Workforce and career-technical education: A representative from the district's workforce/technical college (WTC) reported 19 programs serving more than 800 students annually, a 15% enrollment increase over five years and program completion and placement metrics the presenter described as strong (96% completion, 92% job placement, 95% licensure rate). WTC said waitlists have grown—some students have waited up to two years for slots—and described plans to shift to enrollment cycles to reduce backlog and provide real-time enrollment data by January 2027.

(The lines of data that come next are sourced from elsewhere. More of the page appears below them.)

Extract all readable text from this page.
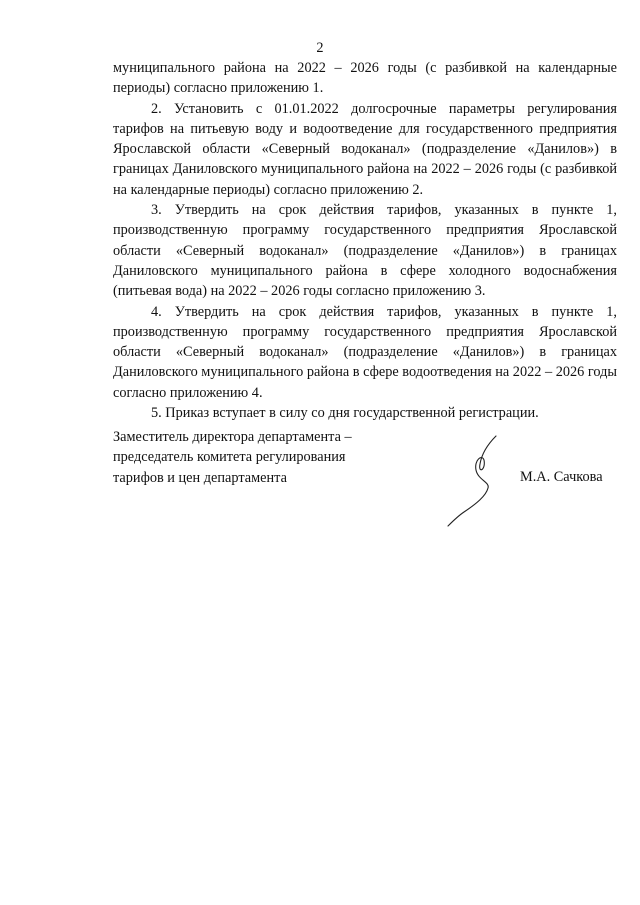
2

муниципального района на 2022 – 2026 годы (с разбивкой на календарные периоды) согласно приложению 1.

2. Установить с 01.01.2022 долгосрочные параметры регулирования тарифов на питьевую воду и водоотведение для государственного предприятия Ярославской области «Северный водоканал» (подразделение «Данилов») в границах Даниловского муниципального района на 2022 – 2026 годы (с разбивкой на календарные периоды) согласно приложению 2.

3. Утвердить на срок действия тарифов, указанных в пункте 1, производственную программу государственного предприятия Ярославской области «Северный водоканал» (подразделение «Данилов») в границах Даниловского муниципального района в сфере холодного водоснабжения (питьевая вода) на 2022 – 2026 годы согласно приложению 3.

4. Утвердить на срок действия тарифов, указанных в пункте 1, производственную программу государственного предприятия Ярославской области «Северный водоканал» (подразделение «Данилов») в границах Даниловского муниципального района в сфере водоотведения на 2022 – 2026 годы согласно приложению 4.

5. Приказ вступает в силу со дня государственной регистрации.

Заместитель директора департамента –
председатель комитета регулирования
тарифов и цен департамента	М.А. Сачкова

WTC expansion plans included a proposed aviation airframe and power-plant mechanic program sited at the Inverness Airport, with an estimated hangar and apron cost and an anticipated multi-year launch timeline. WTC said it will pursue Florida Job Growth grants for a hangar and startup equipment and will present the project to the county commission as it develops the proposal; staff outlined an estimated January 2029 program start and discussed partnering options (county-built facility vs. district-built classroom space).
Transportation and staffing: Transportation staff reported about 8,600 students ride district buses daily and explained funding does not fully cover some routed students (for example BPK and within-mile ridership). The department outlined 14 impacted positions and several open routes (notably in Lecanto and Crystal River) covered by subs and long-term substitutes. Staff said the new cost for a bus rose roughly 25% since COVID and described ongoing recruitment efforts (five drivers in the pipeline) and communications work to notify parents quickly when route coverage changes.
AI in schools and professional development: Technology specialists described district AI efforts and pilots: over 75% of schools have received AI professional development, pilot classrooms are testing AI literacy lessons and Microsoft Reading Coach showed early, classroom-level success with struggling readers who used AI-supported fluency tools without the pressure of public performance. Staff emphasized training on ethics, academic integrity and data privacy, alignment with state guidance and efforts to redesign lessons to prioritize process and higher-order thinking rather than AI-produced end products.
Next steps: WTC will pursue grant applications and county collaboration on aviation facilities and will transition to a new enrollment model; transportation will continue driver recruitment and pilot parent communications/real-time tracking options; technology teams plan to scale AI pilots, integrate AI literacy across grades and monitor equity and privacy impacts.